Le texte contient des mesures destinées à corriger l'équilibre des comptes sociaux, telles que la rectification du montant de l'Ondam. La rédaction initiale de l'article 9 prévoyait le gel des pensions de retraite de base et de l'allocation de logement familiale, qui devaient être revalorisées au 1er octobre prochain. L'Assemblée nationale a supprimé le gel de l'allocation de logement familiale, comme elle l'avait déjà fait pour l'aide personnalisée au logement et l'allocation de logement sociale lors de l'examen du collectif budgétaire. Elle a en revanche adopté le gel des pensions de base supérieures à 1 200 euros bruts par mois. Le montant des économies réalisées représenterait en année pleine près d'un milliard d'euros, soit en moyenne onze euros par mois et par retraité. Près de la moitié des retraités, soit 6,5 millions de personnes, ne seront pas concernés par ce gel, leur pension étant inférieure à 1 200 euros bruts par mois. C'était la moins mauvaise des solutions, par rapport à des coupes dans les prestations. Les 935 millions d'euros de gel des pensions en 2015 sont à comparer avec les 2,5 milliards de pouvoir d'achat rendus aux actifs les plus modestes. Une lecture complète implique de prendre en compte les mesures fiscales inscrites dans le collectif budgétaire en faveur des plus modestes.
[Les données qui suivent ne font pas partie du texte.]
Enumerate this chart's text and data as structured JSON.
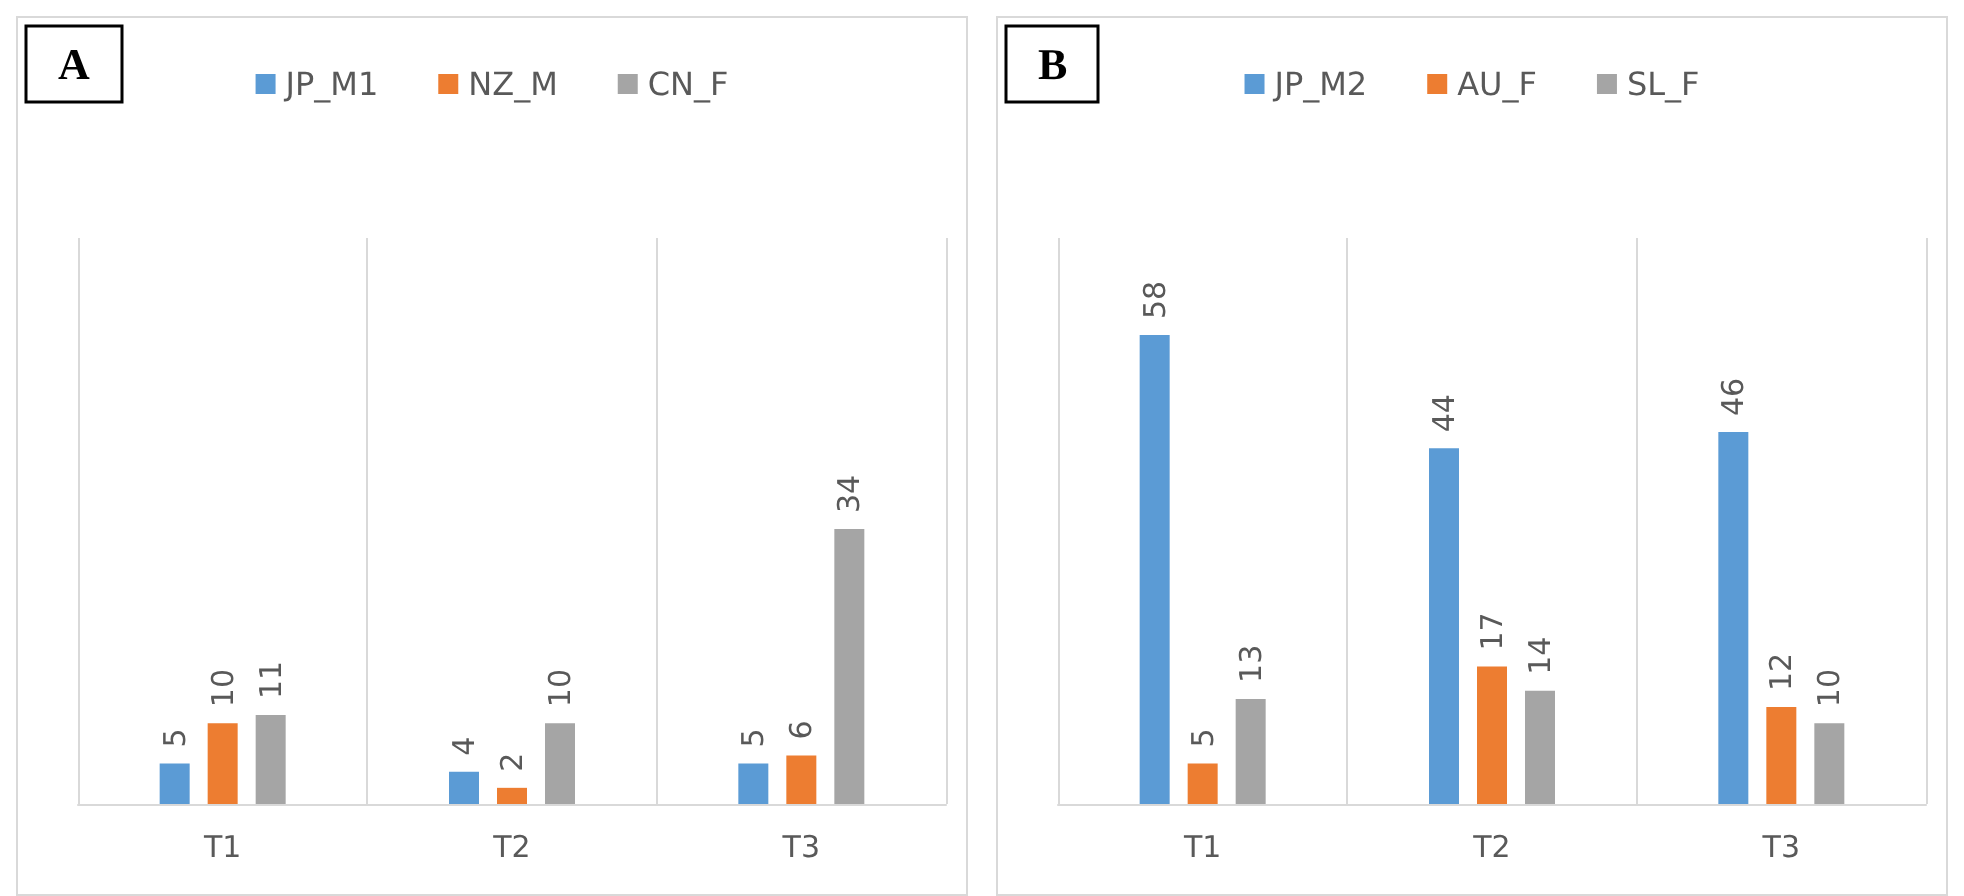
{
  "chart_data": [
    {
      "type": "bar",
      "title": "A",
      "categories": [
        "T1",
        "T2",
        "T3"
      ],
      "series": [
        {
          "name": "JP_M1",
          "color": "#5b9bd5",
          "values": [
            5,
            4,
            5
          ]
        },
        {
          "name": "NZ_M",
          "color": "#ed7d31",
          "values": [
            10,
            2,
            6
          ]
        },
        {
          "name": "CN_F",
          "color": "#a5a5a5",
          "values": [
            11,
            10,
            34
          ]
        }
      ],
      "ylim": [
        0,
        70
      ],
      "tick_labels": "x",
      "data_labels": true,
      "grid": "x",
      "legend": "top"
    },
    {
      "type": "bar",
      "title": "B",
      "categories": [
        "T1",
        "T2",
        "T3"
      ],
      "series": [
        {
          "name": "JP_M2",
          "color": "#5b9bd5",
          "values": [
            58,
            44,
            46
          ]
        },
        {
          "name": "AU_F",
          "color": "#ed7d31",
          "values": [
            5,
            17,
            12
          ]
        },
        {
          "name": "SL_F",
          "color": "#a5a5a5",
          "values": [
            13,
            14,
            10
          ]
        }
      ],
      "ylim": [
        0,
        70
      ],
      "tick_labels": "x",
      "data_labels": true,
      "grid": "x",
      "legend": "top"
    }
  ]
}
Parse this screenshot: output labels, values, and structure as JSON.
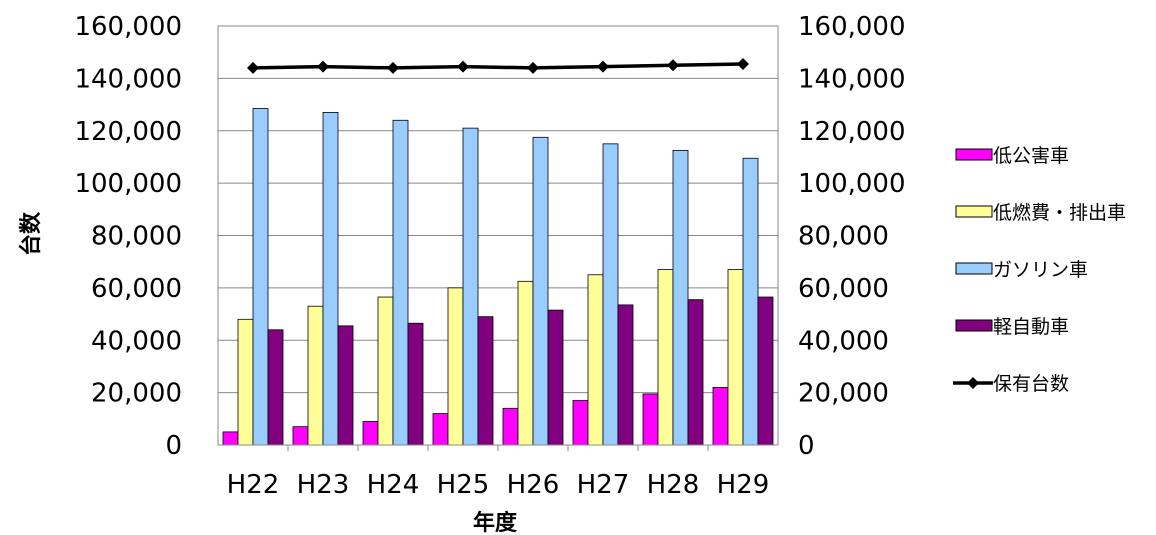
{
  "chart_data": {
    "type": "bar",
    "categories": [
      "H22",
      "H23",
      "H24",
      "H25",
      "H26",
      "H27",
      "H28",
      "H29"
    ],
    "xlabel": "年度",
    "ylabel": "台数",
    "ylim": [
      0,
      160000
    ],
    "yticks": [
      "0",
      "20,000",
      "40,000",
      "60,000",
      "80,000",
      "100,000",
      "120,000",
      "140,000",
      "160,000"
    ],
    "y2ticks": [
      "0",
      "20,000",
      "40,000",
      "60,000",
      "80,000",
      "100,000",
      "120,000",
      "140,000",
      "160,000"
    ],
    "grid": true,
    "legend_position": "right",
    "series": [
      {
        "name": "低公害車",
        "type": "bar",
        "color": "#ff00ff",
        "values": [
          5000,
          7000,
          9000,
          12000,
          14000,
          17000,
          19500,
          22000
        ]
      },
      {
        "name": "低燃費・排出車",
        "type": "bar",
        "color": "#ffff99",
        "values": [
          48000,
          53000,
          56500,
          60000,
          62500,
          65000,
          67000,
          67000
        ]
      },
      {
        "name": "ガソリン車",
        "type": "bar",
        "color": "#99ccff",
        "values": [
          128500,
          127000,
          124000,
          121000,
          117500,
          115000,
          112500,
          109500
        ]
      },
      {
        "name": "軽自動車",
        "type": "bar",
        "color": "#800080",
        "values": [
          44000,
          45500,
          46500,
          49000,
          51500,
          53500,
          55500,
          56500
        ]
      },
      {
        "name": "保有台数",
        "type": "line",
        "color": "#000000",
        "values": [
          144000,
          144500,
          144000,
          144500,
          144000,
          144500,
          145000,
          145500
        ]
      }
    ]
  }
}
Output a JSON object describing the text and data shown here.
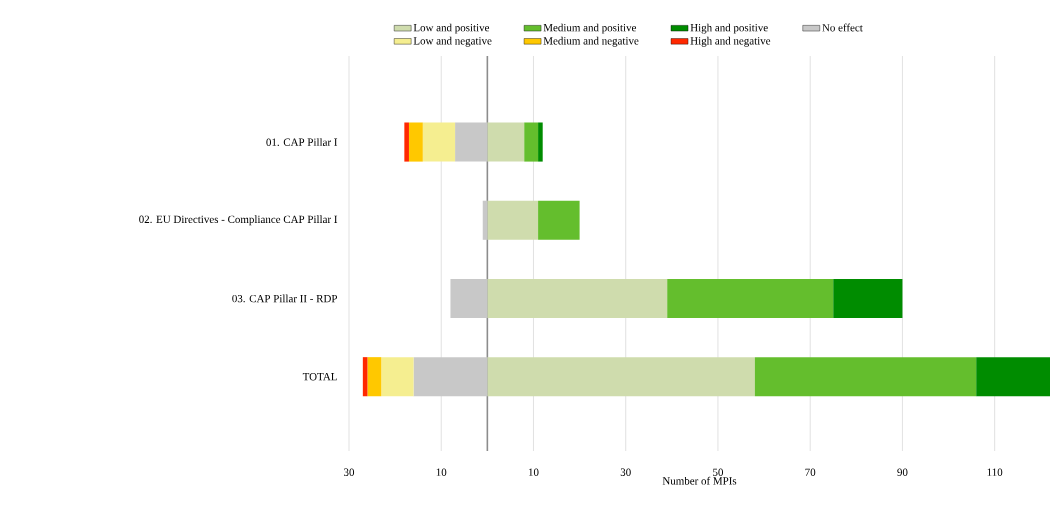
{
  "chart_data": {
    "type": "bar",
    "orientation": "horizontal",
    "stacked": true,
    "categories": [
      "01. CAP Pillar I",
      "02. EU Directives - Compliance CAP Pillar I",
      "03. CAP Pillar II - RDP",
      "TOTAL"
    ],
    "series": [
      {
        "name": "Low and positive",
        "color": "#cfdcad",
        "values": [
          8,
          11,
          39,
          58
        ]
      },
      {
        "name": "Medium and positive",
        "color": "#64be2d",
        "values": [
          3,
          9,
          36,
          48
        ]
      },
      {
        "name": "High and positive",
        "color": "#008c00",
        "values": [
          1,
          null,
          15,
          16
        ]
      },
      {
        "name": "No effect",
        "color": "#c8c8c8",
        "values": [
          -7,
          -1,
          -8,
          -16
        ]
      },
      {
        "name": "Low and negative",
        "color": "#f5ee90",
        "values": [
          -7,
          null,
          null,
          -7
        ]
      },
      {
        "name": "Medium and negative",
        "color": "#ffc800",
        "values": [
          -3,
          null,
          null,
          -3
        ]
      },
      {
        "name": "High and negative",
        "color": "#ff2800",
        "values": [
          -1,
          null,
          null,
          -1
        ]
      }
    ],
    "xlim": [
      -30,
      122
    ],
    "xticks": [
      {
        "value": -30,
        "label": "30"
      },
      {
        "value": -10,
        "label": "10"
      },
      10,
      30,
      50,
      70,
      90,
      110
    ],
    "xlabel": "Number of MPIs",
    "grid": "x",
    "legend": "top"
  }
}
J'en viens aux articles additionnels adoptés par l'Assemblée nationale. Issu d'un amendement du Gouvernement, l'article 9 bis élargit le champ de la recommandation temporaire d'utilisation (RTU) en autorisant l'usage de médicaments hors de leur autorisation de mise sur le marché (AMM) dès lors qu'il n'existe pas de spécialité possédant la même substance active, le même dosage et la même forme pharmaceutique. Les articles 9 ter à 9 sexies comportent diverses mesures relatives aux complémentaires santé. Il s'agit notamment d'étendre l'aide à la complémentaire santé (ACS) aux contrats collectifs à adhésion facultative ; d'autoriser les bénéficiaires potentiels de l'ACS à résilier par anticipation leur contrat actuel au bénéfice d'un contrat éligible à l'ACS ; de préciser les critères d'éligibilité à l'ACS en excluant les contrats qui opéreraient une sélection sur l'âge des assurés ; enfin de moduler les plafonds de prise en charge des dépassements d'honoraires par les contrats complémentaires dits « responsables » en fonction de l'adhésion du médecin à un contrat d'accès aux soins, par lequel il s'engage à modérer ses dépassements (l'entrée en vigueur du nouveau dispositif étant reportée au 1er avril 2015).
Pour l'essentiel, les mesures inscrites dans ce texte sont connues et discutées depuis plus de six mois. Le temps est venu de les concrétiser et de les traduire dans le droit.